Stasiun penyiaran Korea Selatan YTN, mengutip seorang pejabat militer, mengatakan peluncuran uji coba tersebut mungkin melibatkan jenis senjata baru yang ditampilkan pada parade militer baru-baru ini, dan tidak menutup kemungkinan bahwa proyektil tersebut adalah rudal berbahan bakar padat. Teknologi bahan bakar padat membuat roket lebih mudah diangkut dan diluncurkan lebih cepat dibandingkan bahan bakar cair.
Seorang pejabat pertahanan mengatakan Tokyo melancarkan “protes keras” atas tindakan Korea Utara setelah negara tersebut mencabut perintah evakuasi Hokkaido sebelumnya di tengah kekhawatiran bahwa rudal tersebut mengarah ke pulau tersebut. Jepang mengeluarkan perintah evakuasi serupa pada Oktober lalu ketika Korea Utara menembakkan rudal jarak menengah ke wilayah negara tersebut. Senjata itu jatuh di Samudera Pasifik.
Setelah peluncuran hari Kamis, Seoul mengadakan pertemuan darurat Dewan Keamanan Nasional, yang juga mengutuk uji coba Korea Utara.
Di Washington, DC, Gedung Putih juga mengkritik peluncuran tersebut, yang dikatakan sebagai “pelanggaran terang-terangan terhadap beberapa resolusi Dewan Keamanan PBB” dan mendesak negara-negara untuk mengecam keras aktivitas uji coba yang dilakukan Pyongyang.
‘Jangan jawab telepon’
Korea Utara melakukan uji coba senjata dalam jumlah yang mencapai rekor pada tahun 2022 dan terus mengikuti laju pengembangan pada tahun ini, dengan menyebut aktivitas tersebut sebagai respons terhadap latihan militer gabungan AS-Korea Selatan yang disebut sebagai latihan invasi. Washington dan Seoul mengatakan latihan mereka bersifat defensif dan diorganisir sebagai respons terhadap meningkatnya ancaman nuklir dan rudal Korea Utara.
Para pejabat Korea Selatan mengatakan Korea Utara belum menanggapi seruan mereka mengenai hotline lintas batas antar-Korea, yang dirancang untuk mencegah bentrokan yang tidak disengaja, selama sekitar satu minggu.
Leif-Eric Easley, seorang profesor di Universitas Ewha di Seoul, mengatakan situasi di semenanjung menjadi semakin tidak dapat diprediksi.
“Provokasi Pyongyang terus berlanjut melampaui protesnya terhadap latihan pertahanan AS-Korea Selatan karena Kim Jong-un belum selesai menunjukkan kemampuan pengiriman nuklirnya,” kata Easley melalui email. Namun, karena Korea Utara tidak menjawab telepon, kurangnya hotline dan diplomasi meningkatkan risiko eskalasi yang tidak diinginkan.

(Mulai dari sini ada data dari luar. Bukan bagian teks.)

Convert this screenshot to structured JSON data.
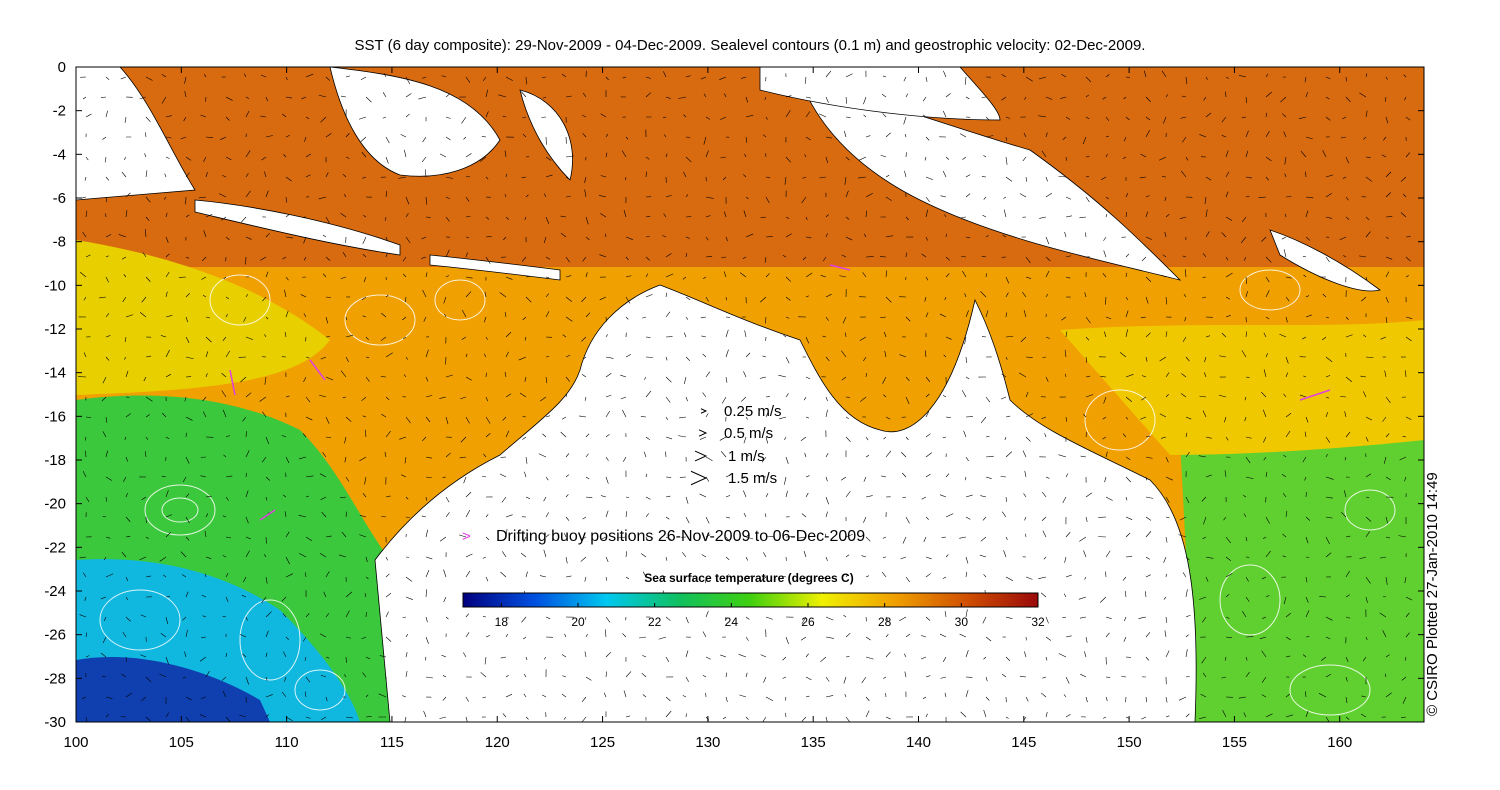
{
  "title": "SST (6 day composite): 29-Nov-2009 - 04-Dec-2009. Sealevel contours (0.1 m) and geostrophic velocity: 02-Dec-2009.",
  "credit": "© CSIRO Plotted 27-Jan-2010 14:49",
  "axes": {
    "x_range": [
      100,
      164
    ],
    "y_range": [
      -30,
      0
    ],
    "x_ticks": [
      "100",
      "105",
      "110",
      "115",
      "120",
      "125",
      "130",
      "135",
      "140",
      "145",
      "150",
      "155",
      "160"
    ],
    "y_ticks": [
      "0",
      "-2",
      "-4",
      "-6",
      "-8",
      "-10",
      "-12",
      "-14",
      "-16",
      "-18",
      "-20",
      "-22",
      "-24",
      "-26",
      "-28",
      "-30"
    ]
  },
  "velocity_legend": [
    {
      "label": "0.25 m/s",
      "speed": 0.25
    },
    {
      "label": "0.5 m/s",
      "speed": 0.5
    },
    {
      "label": "1 m/s",
      "speed": 1
    },
    {
      "label": "1.5 m/s",
      "speed": 1.5
    }
  ],
  "buoy_legend": {
    "symbol": ">",
    "label": "Drifting buoy positions 26-Nov-2009 to 06-Dec-2009",
    "color": "#e040e0"
  },
  "colorbar": {
    "title": "Sea surface temperature (degrees C)",
    "range": [
      17,
      32
    ],
    "ticks": [
      "18",
      "20",
      "22",
      "24",
      "26",
      "28",
      "30",
      "32"
    ],
    "colors": [
      "#00007f",
      "#0050e0",
      "#00c8f0",
      "#10c060",
      "#40d010",
      "#f0f000",
      "#f0a000",
      "#d05000",
      "#9a0a0a"
    ]
  },
  "colors": {
    "land": "#ffffff",
    "coast": "#000000",
    "contours": "#ffffff",
    "arrows": "#000000"
  }
}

Sebagai tanda meningkatnya ketegangan, kantor berita resmi Korea Utara KCNA pada hari Rabu mengutip pemimpin Kim Jong Un yang menyerukan penguatan militer negaranya dengan cara yang lebih praktis dan ofensif.
Pertemuan Komisi Militer Pusat Pyongyang diadakan pada hari Senin sebagai tanggapan atas “meningkatnya tindakan imperialis AS dan pengkhianat boneka Korea Selatan untuk melancarkan perang agresi”, menurut KCNA.

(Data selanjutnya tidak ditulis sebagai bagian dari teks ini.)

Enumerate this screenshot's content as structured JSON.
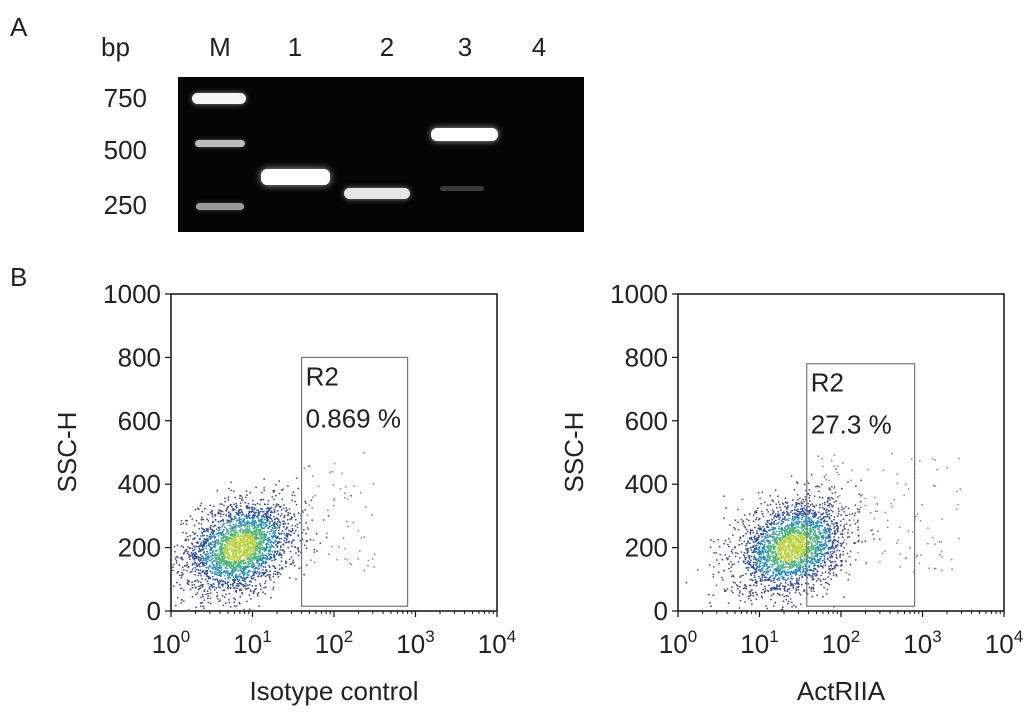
{
  "panel_a": {
    "label": "A",
    "bp_title": "bp",
    "lanes": [
      "M",
      "1",
      "2",
      "3",
      "4"
    ],
    "bp_markers": [
      "750",
      "500",
      "250"
    ],
    "colors": {
      "gel_background": "#050505",
      "band": "#ffffff"
    }
  },
  "panel_b": {
    "label": "B"
  },
  "chart_data": [
    {
      "type": "scatter",
      "title": "",
      "xlabel": "Isotype control",
      "ylabel": "SSC-H",
      "x_scale": "log",
      "xlim": [
        1,
        10000
      ],
      "ylim": [
        0,
        1000
      ],
      "x_ticks": [
        "10^0",
        "10^1",
        "10^2",
        "10^3",
        "10^4"
      ],
      "y_ticks": [
        "0",
        "200",
        "400",
        "600",
        "800",
        "1000"
      ],
      "gate": {
        "name": "R2",
        "percent_text": "0.869 %",
        "x_range": [
          40,
          800
        ],
        "y_range": [
          15,
          800
        ]
      },
      "population_center": {
        "x": 7,
        "y": 200
      }
    },
    {
      "type": "scatter",
      "title": "",
      "xlabel": "ActRIIA",
      "ylabel": "SSC-H",
      "x_scale": "log",
      "xlim": [
        1,
        10000
      ],
      "ylim": [
        0,
        1000
      ],
      "x_ticks": [
        "10^0",
        "10^1",
        "10^2",
        "10^3",
        "10^4"
      ],
      "y_ticks": [
        "0",
        "200",
        "400",
        "600",
        "800",
        "1000"
      ],
      "gate": {
        "name": "R2",
        "percent_text": "27.3 %",
        "x_range": [
          38,
          800
        ],
        "y_range": [
          15,
          780
        ]
      },
      "population_center": {
        "x": 25,
        "y": 200
      }
    }
  ]
}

Kantor berita tersebut menjelaskan bahwa para pemimpin militer di sana “membahas masalah-masalah praktis dan langkah-langkah untuk mempersiapkan berbagai proposal aksi militer” yang tidak dapat dilawan oleh “musuh”.

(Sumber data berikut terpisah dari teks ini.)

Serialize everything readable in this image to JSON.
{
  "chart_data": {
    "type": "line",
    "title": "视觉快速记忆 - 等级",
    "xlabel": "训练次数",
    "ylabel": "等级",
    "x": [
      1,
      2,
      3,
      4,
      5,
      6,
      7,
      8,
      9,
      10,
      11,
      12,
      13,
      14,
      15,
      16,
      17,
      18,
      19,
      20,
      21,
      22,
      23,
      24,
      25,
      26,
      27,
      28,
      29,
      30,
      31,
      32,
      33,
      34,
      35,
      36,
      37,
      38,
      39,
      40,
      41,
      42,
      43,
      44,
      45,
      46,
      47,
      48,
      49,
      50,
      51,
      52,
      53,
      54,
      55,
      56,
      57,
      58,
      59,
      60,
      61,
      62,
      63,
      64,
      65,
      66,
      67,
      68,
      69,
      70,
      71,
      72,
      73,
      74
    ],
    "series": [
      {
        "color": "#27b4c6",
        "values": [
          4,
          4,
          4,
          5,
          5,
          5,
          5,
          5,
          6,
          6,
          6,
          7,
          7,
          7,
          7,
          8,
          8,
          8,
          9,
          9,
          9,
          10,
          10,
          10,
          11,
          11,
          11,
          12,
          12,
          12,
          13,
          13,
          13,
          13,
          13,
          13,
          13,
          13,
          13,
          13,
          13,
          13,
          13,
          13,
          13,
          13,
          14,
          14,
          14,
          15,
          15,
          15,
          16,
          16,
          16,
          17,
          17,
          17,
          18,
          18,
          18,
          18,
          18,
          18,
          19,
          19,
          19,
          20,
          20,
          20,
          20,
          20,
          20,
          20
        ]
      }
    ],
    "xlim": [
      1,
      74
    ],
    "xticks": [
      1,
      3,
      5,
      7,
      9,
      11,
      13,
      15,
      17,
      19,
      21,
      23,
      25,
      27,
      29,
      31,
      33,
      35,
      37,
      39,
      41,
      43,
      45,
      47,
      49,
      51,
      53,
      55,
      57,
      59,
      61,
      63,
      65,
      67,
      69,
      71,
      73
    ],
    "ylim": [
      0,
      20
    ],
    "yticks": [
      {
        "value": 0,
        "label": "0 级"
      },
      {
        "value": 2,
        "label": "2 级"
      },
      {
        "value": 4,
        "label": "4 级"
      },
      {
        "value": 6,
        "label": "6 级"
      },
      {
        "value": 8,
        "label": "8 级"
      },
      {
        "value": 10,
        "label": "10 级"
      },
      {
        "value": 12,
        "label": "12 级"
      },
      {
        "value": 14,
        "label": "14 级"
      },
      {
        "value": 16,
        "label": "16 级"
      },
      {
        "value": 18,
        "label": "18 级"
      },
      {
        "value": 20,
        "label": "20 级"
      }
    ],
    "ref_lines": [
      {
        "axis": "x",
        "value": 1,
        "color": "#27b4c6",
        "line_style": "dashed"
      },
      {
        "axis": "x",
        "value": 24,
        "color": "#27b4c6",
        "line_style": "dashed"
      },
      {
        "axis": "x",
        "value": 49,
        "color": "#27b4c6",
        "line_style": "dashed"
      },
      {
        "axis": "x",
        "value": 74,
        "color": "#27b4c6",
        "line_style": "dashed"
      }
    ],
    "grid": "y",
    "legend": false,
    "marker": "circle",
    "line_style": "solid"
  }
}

Pembicaraan denuklirisasi terhenti sejak 2019, ketika pertemuan tingkat tinggi kedua antara Kim dan Presiden AS Donald Trump gagal.
Pada hari Kamis, Gedung Putih mendesak Korea Utara untuk kembali berunding.
“Pintu diplomasi belum tertutup, namun Pyongyang harus segera menghentikan tindakan destabilisasinya dan memilih melakukan hubungan diplomatik,” katanya.